Speaking to a council committee on Wednesday, Andrei Torianski, economic developer with the multi-billion-dollar remediation project, showed a five-year employment trend comparing three groups: northern Indigenous hires, northern non-Indigenous hires and southern hires.
Torianski was asked whether the multi-billion-dollar project was meeting its employment targets for northern and Indigenous workers.
"We are not,” he said.
The $4.38-billion federal cleanup project, which is expected to continue until 2038, has struggled for years to hire more local workers.
The project tracks employment by hours worked.
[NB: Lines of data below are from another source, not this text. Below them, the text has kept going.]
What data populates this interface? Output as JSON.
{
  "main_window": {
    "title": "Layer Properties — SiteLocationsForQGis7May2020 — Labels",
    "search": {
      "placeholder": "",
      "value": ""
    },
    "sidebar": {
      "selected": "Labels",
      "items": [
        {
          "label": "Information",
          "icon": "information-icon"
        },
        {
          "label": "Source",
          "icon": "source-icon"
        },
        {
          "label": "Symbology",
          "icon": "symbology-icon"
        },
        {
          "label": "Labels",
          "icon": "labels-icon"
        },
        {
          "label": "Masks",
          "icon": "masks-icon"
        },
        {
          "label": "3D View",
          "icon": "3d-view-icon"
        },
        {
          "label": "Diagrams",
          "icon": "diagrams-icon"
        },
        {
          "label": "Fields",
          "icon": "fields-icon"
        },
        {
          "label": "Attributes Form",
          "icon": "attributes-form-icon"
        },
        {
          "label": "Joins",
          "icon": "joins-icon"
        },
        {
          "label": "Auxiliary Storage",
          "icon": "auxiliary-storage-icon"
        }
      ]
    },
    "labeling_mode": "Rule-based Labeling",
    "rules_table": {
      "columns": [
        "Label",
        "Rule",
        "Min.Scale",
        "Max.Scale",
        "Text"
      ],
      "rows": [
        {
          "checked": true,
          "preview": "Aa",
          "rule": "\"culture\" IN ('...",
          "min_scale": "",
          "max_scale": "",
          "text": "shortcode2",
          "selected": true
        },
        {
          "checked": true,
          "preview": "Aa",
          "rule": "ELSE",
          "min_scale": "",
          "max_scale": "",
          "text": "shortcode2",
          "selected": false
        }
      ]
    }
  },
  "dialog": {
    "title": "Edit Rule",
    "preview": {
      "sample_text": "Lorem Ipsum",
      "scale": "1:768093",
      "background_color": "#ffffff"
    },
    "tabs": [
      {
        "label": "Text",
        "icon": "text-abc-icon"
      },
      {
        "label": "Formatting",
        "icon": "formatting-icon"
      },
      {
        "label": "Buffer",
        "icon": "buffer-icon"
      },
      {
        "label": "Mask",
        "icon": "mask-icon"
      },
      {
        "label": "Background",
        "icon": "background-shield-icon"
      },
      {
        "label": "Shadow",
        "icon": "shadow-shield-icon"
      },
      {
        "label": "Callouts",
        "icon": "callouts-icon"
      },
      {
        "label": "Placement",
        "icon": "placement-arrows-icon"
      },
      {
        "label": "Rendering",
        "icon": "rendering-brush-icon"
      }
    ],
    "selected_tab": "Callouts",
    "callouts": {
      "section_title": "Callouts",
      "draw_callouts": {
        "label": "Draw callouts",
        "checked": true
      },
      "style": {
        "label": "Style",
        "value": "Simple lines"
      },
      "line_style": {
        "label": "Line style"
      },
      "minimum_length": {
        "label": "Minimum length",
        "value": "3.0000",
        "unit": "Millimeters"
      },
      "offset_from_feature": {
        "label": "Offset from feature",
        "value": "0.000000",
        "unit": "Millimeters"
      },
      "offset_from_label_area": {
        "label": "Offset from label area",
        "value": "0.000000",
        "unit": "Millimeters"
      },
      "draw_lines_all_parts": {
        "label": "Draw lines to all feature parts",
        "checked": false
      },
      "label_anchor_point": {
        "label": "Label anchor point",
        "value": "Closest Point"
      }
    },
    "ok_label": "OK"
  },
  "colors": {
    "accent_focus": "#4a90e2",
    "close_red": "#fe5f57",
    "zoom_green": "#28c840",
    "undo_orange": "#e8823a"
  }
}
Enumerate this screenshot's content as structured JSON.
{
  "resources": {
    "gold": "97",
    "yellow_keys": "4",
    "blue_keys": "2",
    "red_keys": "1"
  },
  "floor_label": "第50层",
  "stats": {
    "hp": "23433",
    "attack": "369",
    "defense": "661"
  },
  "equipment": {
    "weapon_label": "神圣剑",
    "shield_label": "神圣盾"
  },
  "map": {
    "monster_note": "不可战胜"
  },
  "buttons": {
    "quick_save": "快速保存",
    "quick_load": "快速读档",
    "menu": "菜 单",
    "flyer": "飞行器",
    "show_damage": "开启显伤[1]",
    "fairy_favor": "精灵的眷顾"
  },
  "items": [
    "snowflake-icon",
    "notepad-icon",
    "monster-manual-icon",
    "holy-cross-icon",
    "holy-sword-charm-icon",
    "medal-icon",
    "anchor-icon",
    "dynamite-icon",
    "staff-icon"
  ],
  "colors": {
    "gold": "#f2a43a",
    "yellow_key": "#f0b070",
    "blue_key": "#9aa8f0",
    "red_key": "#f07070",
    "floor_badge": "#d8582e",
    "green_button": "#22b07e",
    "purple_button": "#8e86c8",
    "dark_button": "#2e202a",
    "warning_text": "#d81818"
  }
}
In 2023, CBC reported that northern workers accounted for around 45 per cent of the total labour hours, on average, and Indigenous employees worked around 21 per cent.
That was below the project's target for hours worked by northerners, which is between 55 and 70 per cent, and its target for Indigenous workers, which is 25 to 35 per cent.
Figures presented to councillors on Wednesday show that those figures have dropped further below those targets.
The project measure employment through full-time equivalent (FTE) positions rather than the number of workers.
Between 2019-2020 and 2024-25, the total workforce on the project grew from 93 full-time equivalent positions, to 389. But, in that same time frame, the number of northern Indigenous FTEs rose from 16 to 42, and northern non-Indigenous hires rose from 25 to 59.
That means the proportion of northern and Indigenous FTEs on the project has shrunk since the 2021-2022 year.
Still, Torianski said overall, northern employment has grown as the project's whole workforce has grown.
“Unfortunately, it has not kept up with the pace needed to continue to support the work on the project and we had to supplement with southern [hires],” he said.
Torianski also said the remediation project does not directly hire people. Instead, it contracts other groups to do the hiring. But, he said the project does give incentives to hire Indigenous people.